Yet another company has thrown its weight behind regenerative agriculture.
PepsiCo announced April 20 that it wants to spread the adoption of regenerative agriculture to seven million acres by 2030.
The seven million acres will be equal to the farmland, around the world, used to “grow crops and ingredients for the company’s products”, PepsiCo said in a statement.
With more than $70 billion in annual sales of potato chips, oatmeal, orange juice, soda and snack foods, Pepsi is a major buyer of potatoes, oats, corn and oranges.
Its regenerative ag commitment is part of Pepsi’s Positive Agriculture agenda, which has five key goals: build soil health and fertility, sequester carbon and reduce emissions, improve watershed health, increase biodiversity and improve farmer livelihoods.
“We know we have to do even more to create truly systemic change,” said Jim Andrew, the company’s chief sustainability officer.

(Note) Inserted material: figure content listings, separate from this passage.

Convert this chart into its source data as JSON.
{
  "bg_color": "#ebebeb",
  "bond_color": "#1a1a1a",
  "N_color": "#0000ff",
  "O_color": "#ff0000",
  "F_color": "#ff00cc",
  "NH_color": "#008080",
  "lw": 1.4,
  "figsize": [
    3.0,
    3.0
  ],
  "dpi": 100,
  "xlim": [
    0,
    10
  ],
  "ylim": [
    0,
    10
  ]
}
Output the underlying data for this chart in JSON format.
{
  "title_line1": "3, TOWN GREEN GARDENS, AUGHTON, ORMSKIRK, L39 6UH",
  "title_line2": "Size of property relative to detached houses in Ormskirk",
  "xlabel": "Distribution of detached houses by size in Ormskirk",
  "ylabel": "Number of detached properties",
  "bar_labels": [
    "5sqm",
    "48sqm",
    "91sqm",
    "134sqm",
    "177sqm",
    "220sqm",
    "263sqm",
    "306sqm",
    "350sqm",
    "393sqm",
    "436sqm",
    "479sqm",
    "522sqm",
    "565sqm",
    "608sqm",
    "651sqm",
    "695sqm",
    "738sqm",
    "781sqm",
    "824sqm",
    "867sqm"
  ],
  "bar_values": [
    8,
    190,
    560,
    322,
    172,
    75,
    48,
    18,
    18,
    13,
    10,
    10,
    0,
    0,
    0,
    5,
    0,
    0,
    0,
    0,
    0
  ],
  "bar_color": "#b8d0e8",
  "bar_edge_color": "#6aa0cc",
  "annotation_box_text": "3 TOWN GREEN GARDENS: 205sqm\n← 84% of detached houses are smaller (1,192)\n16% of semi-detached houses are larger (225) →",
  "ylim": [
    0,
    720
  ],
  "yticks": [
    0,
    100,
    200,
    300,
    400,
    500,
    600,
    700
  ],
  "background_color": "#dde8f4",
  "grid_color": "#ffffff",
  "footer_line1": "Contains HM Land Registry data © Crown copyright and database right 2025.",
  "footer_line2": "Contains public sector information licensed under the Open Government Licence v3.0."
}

“By focusing on regenerative agriculture practices at the local level to improve soil health, we can build a stronger foundation for our products and help make the entire food system more sustainable.”
Regenerative agriculture is hard to define, but it can be described as a system that reduces the need for fertilizer, pesticides and other crop inputs by employing practices that improve soil health. Those practices include the use of cover crops, reduced tillage, livestock integration and diverse crop rotations.
In the last couple of years, major food and agri-food companies have publicly committed to regenerative agriculture. Last fall, Cargill said it wants to see regenerative ag practised on 10 million acres of North American farmland by 2030.
Two years ago, in March 2019, General Mills said it supports cover crops, reduced tillage and other regenerative ag practices. It set a goal of one million acres by 2030.
The maker of Cheerios and Nature Valley granola bars is a major buyer of oats and has been working with about 50 oat growers in Manitoba and Saskatchewan, helping them adopt practices that improve soil health and reduce greenhouse gas emissions.
Regenerative ag may be better for the environment, but increasing organic carbon in the soil and making farmland more resilient should also be good for farmers. It could help them cope with droughts and other extreme weather.
General Mills purchases most of its oats from three growing regions: southern Manitoba, central North Dakota and northeastern Saskatchewan. If one of those areas had a drought or another production issue, General Mills could be short on oats.
“We feel improving soil health can help reduce… those large variable swings in supply,” Tom Rabaey, a General Mills agronomist, said in 2019.
For PepsiCo, pushing farmers to improve soil health and sequester more carbon is part of a broader goal of reducing its environmental footprint.
It plans to cut greenhouse gas emissions across its “value chain” by 40 percent by 2030.
Pepsi has a goal of net-zero emissions by 2040 and has developed a tagline for its Positive Agriculture plan: “Healthy soil grows sustainable ingredients, which improve livelihoods.”